O bueiro recebeu a interferência criativa de uma dupla de artistas (pai e filho, da empresa Duudoor), em tons de azul – que remetem a água – e exibe a frase O rio Formoso começa aqui.
E, por isso, o bueiro já virou atração na cidade: “Ele chama muito a atenção. Muitos moradores gostaram tanto da iniciativa e do resultado visual que fotografaram o bueiro para publicar em suas redes sociais”, conta Liliane Lacerda, diretora executiva da organização.

Liliane explica que “a nascente do Formoso obviamente não fica no local onde está o bueiro, mas “a frase de impacto foi propositalmente colocada como forma de educação ambiental“. E acrescenta:
“Qualquer pessoa que passa por aqui e lê essa frase pode adquirir consciência de que a água que passa pelas grades do bueiro vai parar no rio. Acreditamos que ela vai ter um bom efeito e muita gente vai pensar duas vezes antes de jogar lixo no chão”.
A executiva destaca que boa parte da população não tem noção de seu impacto ao descartar resíduos indevidamente, por isso, o “cunho educativo do projeto” é seu fio condutor.
Próximos passos

Em três dias, já foi possível sentir o impacto da iniciativa, não só pela reação dos moradores, como contei acima, mas também pelo resultado prático – “choveu e os cestos já impediram que resíduos fossem enviados para o rio” (foto acima), conta a diretora do instituto.
Ontem, segunda-feira, diversas empresas procuraram o instituto interessadas em apoiar o Bueiro Ecológico financeiramente, o que pode ajudar a acelerar a instalação dos próximos pela cidade, mais rápido do que pensado inicialmente.

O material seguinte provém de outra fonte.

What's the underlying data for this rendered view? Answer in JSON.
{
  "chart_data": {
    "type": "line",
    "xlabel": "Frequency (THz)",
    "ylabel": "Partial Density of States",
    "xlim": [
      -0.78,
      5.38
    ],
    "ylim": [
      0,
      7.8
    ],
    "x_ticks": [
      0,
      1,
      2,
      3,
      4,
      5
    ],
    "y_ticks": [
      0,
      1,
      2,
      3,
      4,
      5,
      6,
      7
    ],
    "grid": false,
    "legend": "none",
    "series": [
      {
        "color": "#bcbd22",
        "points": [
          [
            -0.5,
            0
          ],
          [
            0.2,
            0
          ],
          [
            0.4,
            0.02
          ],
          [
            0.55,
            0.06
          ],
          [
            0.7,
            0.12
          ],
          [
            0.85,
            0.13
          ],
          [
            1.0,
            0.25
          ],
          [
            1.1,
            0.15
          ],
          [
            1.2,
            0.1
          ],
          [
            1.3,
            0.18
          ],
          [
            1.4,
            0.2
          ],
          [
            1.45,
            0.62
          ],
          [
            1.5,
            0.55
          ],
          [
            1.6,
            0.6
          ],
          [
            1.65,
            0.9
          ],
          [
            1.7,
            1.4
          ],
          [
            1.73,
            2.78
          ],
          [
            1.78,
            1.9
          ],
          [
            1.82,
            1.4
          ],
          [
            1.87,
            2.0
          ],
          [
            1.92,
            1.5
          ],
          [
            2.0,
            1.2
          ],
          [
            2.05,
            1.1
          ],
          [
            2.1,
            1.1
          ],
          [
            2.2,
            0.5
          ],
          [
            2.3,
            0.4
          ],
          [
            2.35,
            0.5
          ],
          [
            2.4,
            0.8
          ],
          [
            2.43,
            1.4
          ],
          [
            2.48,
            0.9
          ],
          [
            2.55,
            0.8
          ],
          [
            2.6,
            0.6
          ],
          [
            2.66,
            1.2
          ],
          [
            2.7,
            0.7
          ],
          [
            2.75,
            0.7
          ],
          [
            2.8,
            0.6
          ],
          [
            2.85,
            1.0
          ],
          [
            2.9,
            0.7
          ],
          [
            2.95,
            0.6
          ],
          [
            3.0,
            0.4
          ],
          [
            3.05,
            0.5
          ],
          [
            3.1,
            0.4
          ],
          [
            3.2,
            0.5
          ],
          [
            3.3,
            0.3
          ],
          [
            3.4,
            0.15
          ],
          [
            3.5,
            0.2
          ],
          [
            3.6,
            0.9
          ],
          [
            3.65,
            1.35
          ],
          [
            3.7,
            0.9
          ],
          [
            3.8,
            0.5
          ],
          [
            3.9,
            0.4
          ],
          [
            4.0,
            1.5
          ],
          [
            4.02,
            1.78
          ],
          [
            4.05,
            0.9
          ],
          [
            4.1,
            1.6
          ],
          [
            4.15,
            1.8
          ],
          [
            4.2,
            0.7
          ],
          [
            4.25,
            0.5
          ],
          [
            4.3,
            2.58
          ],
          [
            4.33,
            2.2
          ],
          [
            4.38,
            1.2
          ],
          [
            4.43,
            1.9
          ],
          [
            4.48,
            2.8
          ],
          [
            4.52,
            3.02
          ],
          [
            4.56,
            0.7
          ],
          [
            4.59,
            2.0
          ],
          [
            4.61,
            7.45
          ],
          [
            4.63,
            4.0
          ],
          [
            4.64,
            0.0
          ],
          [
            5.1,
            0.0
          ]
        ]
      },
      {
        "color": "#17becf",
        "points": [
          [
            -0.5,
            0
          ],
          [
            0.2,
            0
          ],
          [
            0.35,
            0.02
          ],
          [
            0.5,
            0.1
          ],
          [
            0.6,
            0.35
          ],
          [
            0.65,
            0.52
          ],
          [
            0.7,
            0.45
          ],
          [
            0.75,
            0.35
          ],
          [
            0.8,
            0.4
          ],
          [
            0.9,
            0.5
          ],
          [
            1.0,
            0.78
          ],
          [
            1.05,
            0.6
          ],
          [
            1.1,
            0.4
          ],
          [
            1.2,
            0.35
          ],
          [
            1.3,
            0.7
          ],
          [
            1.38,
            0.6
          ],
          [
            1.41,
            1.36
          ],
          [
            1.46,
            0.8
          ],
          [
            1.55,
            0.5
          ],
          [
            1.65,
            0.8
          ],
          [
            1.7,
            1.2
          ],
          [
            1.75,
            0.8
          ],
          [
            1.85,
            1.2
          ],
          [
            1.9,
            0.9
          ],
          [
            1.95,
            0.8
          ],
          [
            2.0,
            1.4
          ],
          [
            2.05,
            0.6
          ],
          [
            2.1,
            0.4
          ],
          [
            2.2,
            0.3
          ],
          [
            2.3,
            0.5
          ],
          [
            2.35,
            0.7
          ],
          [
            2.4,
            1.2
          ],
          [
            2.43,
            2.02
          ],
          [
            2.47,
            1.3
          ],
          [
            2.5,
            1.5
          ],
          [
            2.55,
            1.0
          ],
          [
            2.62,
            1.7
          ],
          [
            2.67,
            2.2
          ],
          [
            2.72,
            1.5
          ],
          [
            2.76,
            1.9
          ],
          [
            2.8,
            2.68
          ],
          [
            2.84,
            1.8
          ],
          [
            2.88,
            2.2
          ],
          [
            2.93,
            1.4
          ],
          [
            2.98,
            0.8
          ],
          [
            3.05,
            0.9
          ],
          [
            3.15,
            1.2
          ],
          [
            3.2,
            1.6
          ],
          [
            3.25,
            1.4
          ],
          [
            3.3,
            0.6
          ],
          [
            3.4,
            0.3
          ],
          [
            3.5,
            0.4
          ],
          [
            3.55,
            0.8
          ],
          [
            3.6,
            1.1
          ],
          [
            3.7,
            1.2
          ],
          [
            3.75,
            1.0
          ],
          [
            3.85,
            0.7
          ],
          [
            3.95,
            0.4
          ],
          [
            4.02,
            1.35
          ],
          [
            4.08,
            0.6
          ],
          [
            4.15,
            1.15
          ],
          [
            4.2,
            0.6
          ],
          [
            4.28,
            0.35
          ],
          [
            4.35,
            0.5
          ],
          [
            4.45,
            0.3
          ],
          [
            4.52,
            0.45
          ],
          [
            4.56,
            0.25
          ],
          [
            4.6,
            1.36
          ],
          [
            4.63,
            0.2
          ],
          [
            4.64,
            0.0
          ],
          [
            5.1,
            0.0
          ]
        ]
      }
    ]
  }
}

“Já listamos seis empresas que querem pagar os custos do projeto, o que pode viabilizar a instalação de mais bueiros”, conta Liliane entusiasmada com a repercussão. “Como a empresa de mineração doará os cestos, o custo, na verdade, se refere à instalação, à tinta e ao trabalho dos artistas”, explica Liliane.
Ela acrescenta que a escolha deste primeiro bueiro também se deve à facilidade de instalação dos cestos, contemplados pelo projeto original. Mas que será necessário adaptar a ideia a outros bueiros.
“Não existe uma padronização dos bueiros na cidade. Alguns tiveram suas tampas lacradas pela invasão do asfalto nas bordas, outros são muito profundos, outros mais rasos… Pedimos à prefeitura que faça um levantamento de todos os bueiros para identificarmos os que têm características parecidas com este primeiro, para prosseguirmos, e depois adaptaremos o projeto aos demais”, destaca.
Tomara que a iniciativa seja bem sucedida, ajude as pessoas a compreenderem melhor como deve ser feito o descarte de qualquer resíduo – que não existe “jogar fora” – e seja copiada pelo país. A julgar pela repercussão alcançada em apenas três dias, creio que não tem como não dar certo.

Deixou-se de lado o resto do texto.